In the US, credit under the Inflation Reduction Act is $1.75 In $1.85 Per gallon of SAF. Meanwhile, cooking oil is subsidized by some Flying on Frying OilPart of the world. result?

Malaysian restaurants, food stalls and home cooks are “one of the world’s leading suppliers of both UCO and virgin palm oil” and can pay less. Fresh Cooking oils than international markets pay Used Cooking oil. Fresh edible oils are more convenient for cooks than used edible oils (which taste better) but less useful for refiners and airlines than used edible oils (which do not reduce carbon impact). Fresh edible oils are also subsidized by the Malaysian government. “Subsidized edible oil sells at RM2.50 per kg and is a UCO transaction price of up to RM4.50 per kg.” So, if you run a restaurant, buy fresh edible oil for about $0.60 (USD), fry the food several times and then refill it for $1.

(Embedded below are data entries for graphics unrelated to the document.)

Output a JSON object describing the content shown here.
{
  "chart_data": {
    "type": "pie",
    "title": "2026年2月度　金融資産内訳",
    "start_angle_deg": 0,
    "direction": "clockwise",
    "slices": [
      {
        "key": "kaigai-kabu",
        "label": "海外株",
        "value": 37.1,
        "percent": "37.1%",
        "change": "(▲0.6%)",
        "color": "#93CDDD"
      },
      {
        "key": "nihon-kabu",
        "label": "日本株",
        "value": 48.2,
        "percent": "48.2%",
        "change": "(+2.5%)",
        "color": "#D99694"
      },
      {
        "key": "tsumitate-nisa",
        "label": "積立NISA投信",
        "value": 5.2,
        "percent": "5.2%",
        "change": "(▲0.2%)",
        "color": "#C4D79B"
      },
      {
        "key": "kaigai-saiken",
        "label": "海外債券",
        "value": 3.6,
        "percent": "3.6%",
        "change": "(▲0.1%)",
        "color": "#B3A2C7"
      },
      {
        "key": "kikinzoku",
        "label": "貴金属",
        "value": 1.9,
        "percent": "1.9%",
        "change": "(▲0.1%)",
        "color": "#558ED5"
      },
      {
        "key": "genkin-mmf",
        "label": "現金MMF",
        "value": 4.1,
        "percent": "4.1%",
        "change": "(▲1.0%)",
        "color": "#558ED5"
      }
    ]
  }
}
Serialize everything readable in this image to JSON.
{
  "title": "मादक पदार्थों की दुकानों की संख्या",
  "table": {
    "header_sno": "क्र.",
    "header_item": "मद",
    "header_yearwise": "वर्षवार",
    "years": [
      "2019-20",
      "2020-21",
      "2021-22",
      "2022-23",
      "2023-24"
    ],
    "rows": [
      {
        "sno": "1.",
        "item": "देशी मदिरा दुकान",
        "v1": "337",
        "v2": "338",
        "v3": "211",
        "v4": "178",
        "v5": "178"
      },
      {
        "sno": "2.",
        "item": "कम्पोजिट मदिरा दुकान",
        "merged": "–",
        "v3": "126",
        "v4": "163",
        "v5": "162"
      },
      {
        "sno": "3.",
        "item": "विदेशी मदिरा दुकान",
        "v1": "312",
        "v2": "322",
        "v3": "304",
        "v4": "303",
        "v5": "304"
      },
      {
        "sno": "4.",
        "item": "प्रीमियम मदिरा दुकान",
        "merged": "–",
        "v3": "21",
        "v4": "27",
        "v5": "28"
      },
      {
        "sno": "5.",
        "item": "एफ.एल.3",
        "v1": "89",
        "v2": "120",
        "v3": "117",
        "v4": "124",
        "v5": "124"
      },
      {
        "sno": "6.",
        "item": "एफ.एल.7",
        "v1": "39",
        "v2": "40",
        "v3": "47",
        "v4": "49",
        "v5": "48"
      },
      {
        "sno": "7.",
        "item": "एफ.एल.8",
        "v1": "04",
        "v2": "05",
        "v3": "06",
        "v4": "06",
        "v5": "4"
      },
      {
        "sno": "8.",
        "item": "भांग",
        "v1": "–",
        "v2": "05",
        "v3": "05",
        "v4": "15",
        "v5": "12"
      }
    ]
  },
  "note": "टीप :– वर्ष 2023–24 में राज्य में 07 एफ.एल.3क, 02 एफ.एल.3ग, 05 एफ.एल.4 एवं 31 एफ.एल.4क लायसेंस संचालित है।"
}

Kuala Lumpur’s noodle hawkers are getting a small bump of profit, but who stalls to make sure the oil is actually used? And what is being used? One or two? The clever entrepreneur cut off the intermediary. Virgin palm oil replaces used cooking oil and finished food! Sustainable aviation fuels contribute to deforestation in Malaysia. Malaysia exports cooking oils that are “used” than they use. There’s no surprise.

All of these show a broader point. Externalities suggest that policy interventions may improve outcomes, but markets are complex and politics are dull. It’s easy to make things worse. If intervention is required, a uniform carbon tax wins a patchwork of production-specific subsidies. Price is a signal wrapped in incentives. Send the same signal and the same incentive to everyone, and the lowest emissions will be cut first, Total cost is minimized.

Importantly, carbon tax rewards effective solutions, even if planners never think about it, and airplanes and airplanes. Not only clean fuel Operational adjustments like Jet cleaning. In contrast, subsidies stitch policies together with specific technologies such as used cooking oil. That brings rent and inefficiency.

Tax carbon, not input. Avoid games with paperwork. One validation point for fuel supply points is easier than tracing a global waste chain. Do not subsidize fried oil. Audit Street Hawkers. It taxes emissions.

The post flying fried oil first appeared in the marginal revolution.